Second, according to the majority, "Cowan will never be as sure as we are that the impression conveyed at sentencing was not prejudicial to him.” Maj. op. at 1215. The propriety of vacating Cowan’s sentence is not dependent, however, on my colleagues’ speculation as to what he may or may not believe. Rather, it turns on how an “objective, disinterested observer fully informed of the facts” would view the situation. Pepsico, Inc. v. McMillen, 764 F.2d 458, 460 (7th Cir.1985); accord, Scott, supra, 559 A.2d at 750.
Third, according to my colleagues, there is a risk that "unless failure to disclose such ex parte communications has consequences, judges may relax their guards against appearances of impropriety.” Maj. op. at 1215. But the publication of an opinion in which the court holds that the judge violated the Code of Judicial Conduct, albeit inadvertently, surely provides adequate deterrence; I do not see how the vacation of the sentence will contribute any additional inhibition. Moreover, I question whether a deterrence rationale is productively invoked where, as here, there was concededly no intentional wrongdoing by the judge.

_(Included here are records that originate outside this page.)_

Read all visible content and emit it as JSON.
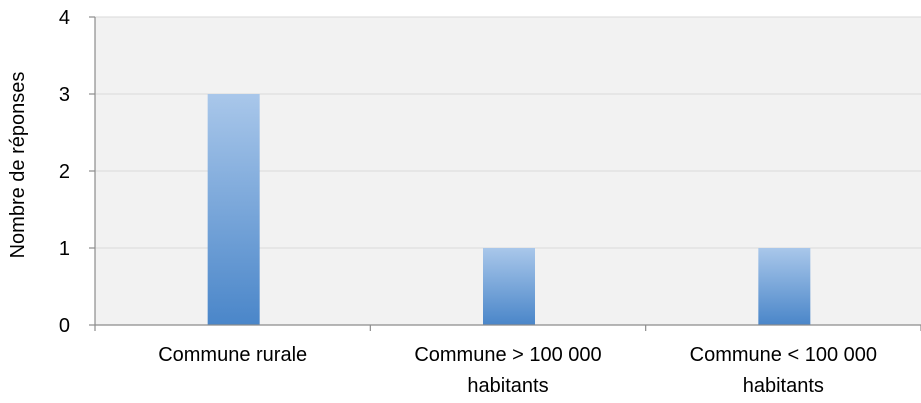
{
  "chart_data": {
    "type": "bar",
    "title": "",
    "xlabel": "",
    "ylabel": "Nombre de réponses",
    "categories": [
      [
        "Commune rurale"
      ],
      [
        "Commune > 100 000",
        "habitants"
      ],
      [
        "Commune < 100 000",
        "habitants"
      ]
    ],
    "values": [
      3,
      1,
      1
    ],
    "ylim": [
      0,
      4
    ],
    "yticks": [
      "0",
      "1",
      "2",
      "3",
      "4"
    ],
    "grid": true,
    "legend": "none",
    "colors": {
      "plot_background": "#f2f2f2",
      "gridline": "#d9d9d9",
      "axis": "#8c8c8c",
      "bar_top": "#a9c7ea",
      "bar_bottom": "#4a86c9"
    }
  }
}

Finally, my colleagues apprehend that public confidence in the judicial system will be undermined if we do not vacate Cowan’s sentence, because some hypothetical person or persons who may have been present when Cowan was sentenced, and who never learned of the judge’s explanation of the Mayfair Manor conversation, might continue to believe that judges sentence people on the basis of ex parte information. Id. This theory founders on its own logic. If a hypothetical spectator at the trial does not read our opinions, then in most cases he or she will not find out, however we decide the case, that the judgment has been reversed. Accordingly, reversal will not redeem the reputation of the judiciary in that spectator’s eyes. If a spectator does follow the case and does read our opinion, then he or she will learn from the opinion of Judge Walton’s explanation of the ex parte contact and of our resolution of the problem, and that should restore his or her respect for the judicial system whether we affirm or reverse. I suppose that it is theoretically conceivable that someone who does not read this court’s opinion will learn independently that Cowan was resen-tenced, and that this person will conclude that resentencing must have occurred because the ex parte conversation was found to be improper, and therefore develop renewed confidence in the judiciary. I suggest, though, that this eventuality is far too remote to warrant vacating the sentence. I really do not think that we should be remanding cases on the basis of such speculative and illusory possibilities.